Et tu arrives. Dans le silence du soir.

Il y a au moins une bite d’amarrage; des bidons qui flottent à tribord. Ne pas aller plus loin que le bout du quai, il y a un récif. Arrondir… pas trop tôt… pas trop tard.. petit coup de barre.. surtout que la manette des gaz soit au neutre.. un couple te propose gentiment de l’aide, mais tu es déjà sur le quai avec la garde dans chaque main; Ponyo brille de toutes ses jolies lumières. Au fond tu sais que ça n’était pas si difficile; ça n’en est pas moins beau.  Le reste, régler les aussières, les passer en double, une garde, éteindre feux et instruments… tu as toute la nuit.

Pour le moment, tu es heureux. C’est juste le temps du bonheur.

La taverne est éclairée.

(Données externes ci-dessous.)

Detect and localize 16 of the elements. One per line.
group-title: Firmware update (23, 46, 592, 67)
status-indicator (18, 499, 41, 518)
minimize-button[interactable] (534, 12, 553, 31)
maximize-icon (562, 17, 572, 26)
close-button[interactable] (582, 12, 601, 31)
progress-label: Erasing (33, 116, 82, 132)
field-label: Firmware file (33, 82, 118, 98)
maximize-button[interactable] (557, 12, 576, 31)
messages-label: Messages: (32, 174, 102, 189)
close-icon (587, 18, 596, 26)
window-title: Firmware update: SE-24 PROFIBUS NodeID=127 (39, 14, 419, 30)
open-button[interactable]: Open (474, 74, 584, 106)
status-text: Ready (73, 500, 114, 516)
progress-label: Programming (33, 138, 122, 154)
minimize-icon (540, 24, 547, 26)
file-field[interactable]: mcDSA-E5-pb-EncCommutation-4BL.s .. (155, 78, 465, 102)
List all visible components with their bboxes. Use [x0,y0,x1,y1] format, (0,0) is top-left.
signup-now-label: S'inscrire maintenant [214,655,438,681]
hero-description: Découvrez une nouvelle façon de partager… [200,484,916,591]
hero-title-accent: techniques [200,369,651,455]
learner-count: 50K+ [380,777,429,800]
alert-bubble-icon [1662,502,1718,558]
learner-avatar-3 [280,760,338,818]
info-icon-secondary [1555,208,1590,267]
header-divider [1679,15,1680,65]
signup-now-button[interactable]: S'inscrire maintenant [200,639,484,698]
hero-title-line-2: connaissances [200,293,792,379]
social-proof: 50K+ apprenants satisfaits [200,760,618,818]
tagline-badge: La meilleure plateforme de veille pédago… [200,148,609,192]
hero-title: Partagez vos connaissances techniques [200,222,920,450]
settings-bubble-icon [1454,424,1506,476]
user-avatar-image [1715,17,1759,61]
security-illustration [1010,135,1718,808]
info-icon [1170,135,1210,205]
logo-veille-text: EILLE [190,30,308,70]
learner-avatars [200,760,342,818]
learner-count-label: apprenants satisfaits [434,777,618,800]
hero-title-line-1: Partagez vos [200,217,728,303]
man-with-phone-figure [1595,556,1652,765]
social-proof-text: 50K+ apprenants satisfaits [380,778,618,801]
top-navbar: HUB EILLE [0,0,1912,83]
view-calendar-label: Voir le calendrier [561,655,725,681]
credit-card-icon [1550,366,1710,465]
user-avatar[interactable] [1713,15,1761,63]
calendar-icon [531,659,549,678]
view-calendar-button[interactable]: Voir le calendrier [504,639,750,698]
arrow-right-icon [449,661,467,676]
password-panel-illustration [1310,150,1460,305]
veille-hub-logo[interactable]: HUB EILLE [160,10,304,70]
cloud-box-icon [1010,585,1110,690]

Les “crevettes saganaki” seront délicieuses. La lune s’est levée; il fait doux; et la falaise verticale après ces paysages d’estuaire, nous porte à élever notre regard.

Il y eut une nuit et il y eut un matin…

Il y a des endroits dont on a du mal à s’arracher. Krioneri en est un. Le village, si l’on est objectif ne casse rien. Petit port sans commerce. Des maisons. Une petite station balnéaire qui doit être remplie l’été, plages et parasols, maisons secondaires, mélange de vieux et de jeune, des parcelles d’arbres détruits par le feu…

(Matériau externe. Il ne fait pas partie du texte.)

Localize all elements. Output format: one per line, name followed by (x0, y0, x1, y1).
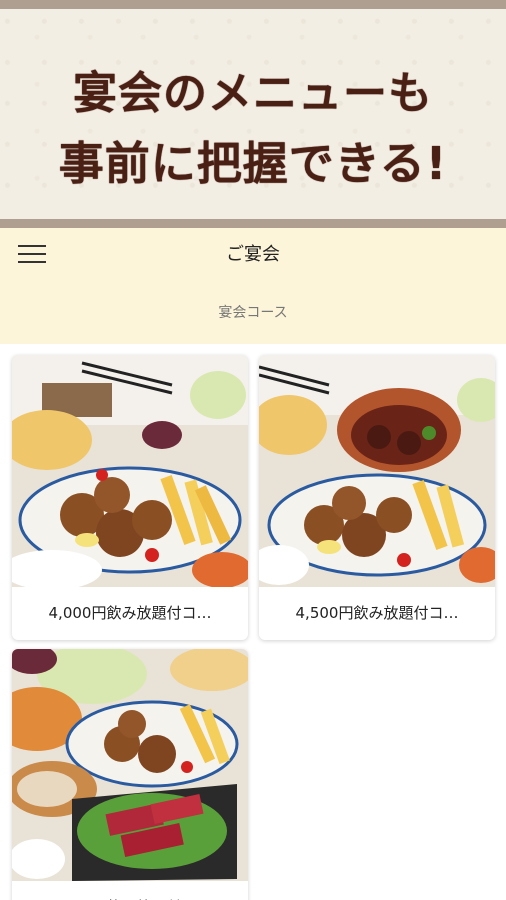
promo-headline-line1: 宴会のメニューも (73, 68, 433, 119)
course-photo (259, 355, 495, 587)
course-title: 4,500円飲み放題付コ… (295, 604, 459, 622)
course-card[interactable]: 5,000円飲み放題付コ… (12, 649, 248, 900)
section-subtitle: 宴会コース (218, 305, 288, 321)
course-title: 5,000円飲み放題付コ… (12, 881, 248, 900)
course-photo (12, 649, 248, 881)
course-title: 4,000円飲み放題付コ… (48, 604, 212, 622)
promo-banner: 宴会のメニューも 事前に把握できる! (0, 0, 506, 228)
course-card[interactable]: 4,500円飲み放題付コ… (259, 355, 495, 640)
course-card[interactable]: 4,000円飲み放題付コ… (12, 355, 248, 640)
page-title: ご宴会 (226, 244, 280, 265)
promo-headline-line2: 事前に把握できる! (58, 137, 448, 190)
course-photo (12, 355, 248, 587)
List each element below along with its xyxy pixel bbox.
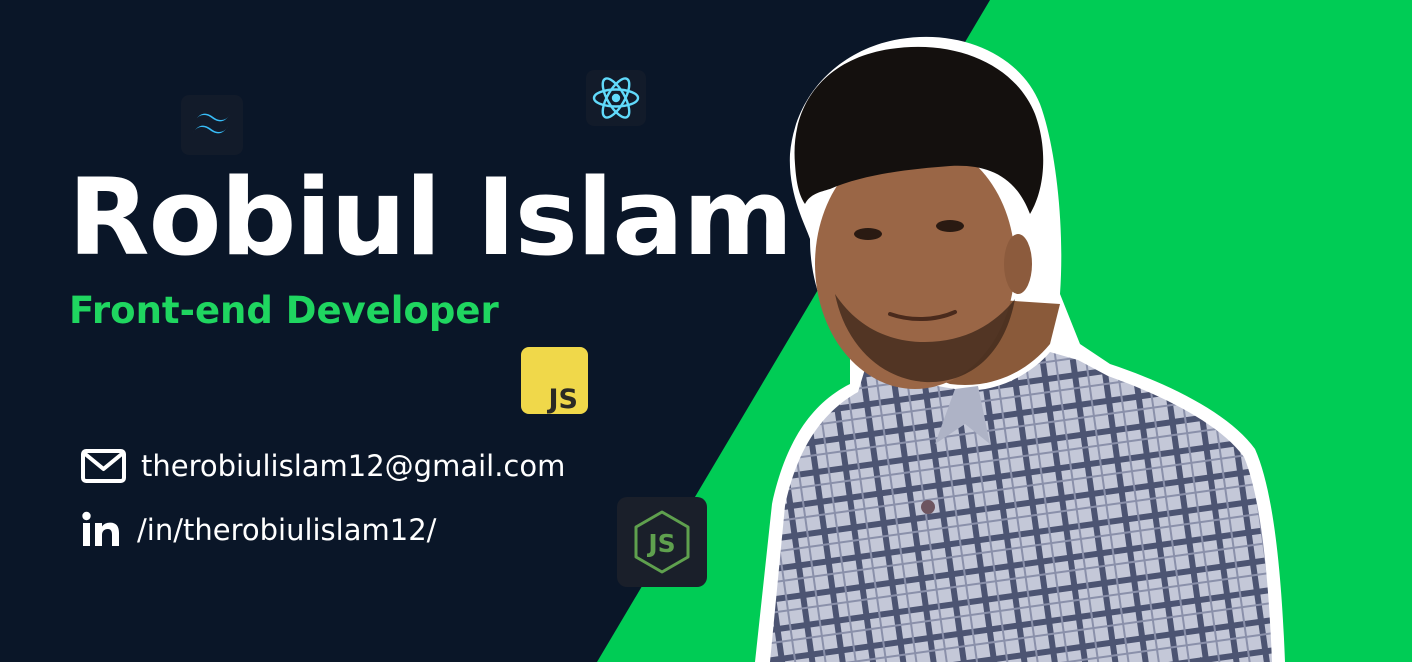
mail-icon — [80, 446, 127, 486]
react-icon — [592, 77, 640, 119]
javascript-badge: JS — [521, 347, 588, 414]
tailwind-icon — [193, 113, 230, 134]
profile-banner: Robiul Islam Front-end Developer therobi… — [0, 0, 1412, 662]
linkedin-contact[interactable]: /in/therobiulislam12/ — [80, 510, 436, 550]
tailwind-badge — [181, 95, 243, 155]
nodejs-label: JS — [646, 529, 675, 558]
profile-name: Robiul Islam — [68, 156, 793, 279]
nodejs-badge: JS — [617, 497, 707, 587]
profile-role: Front-end Developer — [69, 289, 499, 332]
email-address: therobiulislam12@gmail.com — [141, 449, 566, 483]
javascript-icon: JS — [547, 384, 579, 414]
email-contact[interactable]: therobiulislam12@gmail.com — [80, 446, 565, 486]
linkedin-handle: /in/therobiulislam12/ — [137, 513, 437, 547]
react-badge — [586, 70, 646, 126]
javascript-label: JS — [547, 384, 579, 414]
nodejs-icon: JS — [634, 510, 690, 574]
profile-photo — [755, 36, 1285, 662]
linkedin-icon — [80, 510, 127, 550]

Mais un site d’une grande beauté, qui n’est pas surexploité touristiquement. Et un joyau, comme j’avais déjà découvert avec émerveillement qu’il en existait ailleurs que dans les livres de Verne ou de Defoë, en Italie, à Cefalù  et à Syracuse… une source à fort débit tout près de la falaise Est, en bordure de plage… “et l’eau était si claire que je m’y suis baigné… il y a longtemps que je t’aime jamais je ne t’oublierai…”

Et je m’y suis baigné. C’est très étonnant: j’y suis venu à la rame avec les palmes le masque, le tuba… L’eau (de la mer) est encore à 27 degrés, peu profonde, et je me suis dit en nageant vers la rivière qu’elle allait devenir de plus en plus froide. Puis je me suis aperçu en nageant le crawl que seuls mes bras avaient froid. Qu’il suffisait de nager sous la surface où surnage l’eau fraîche, question de plus faible densité de l’eau douce, je suppose…

… et j’en ai profité pour me laver les cheveux à l’eau de source 🙂

Seule déception: on ne voit pas les poissons sur les photos de la rivière!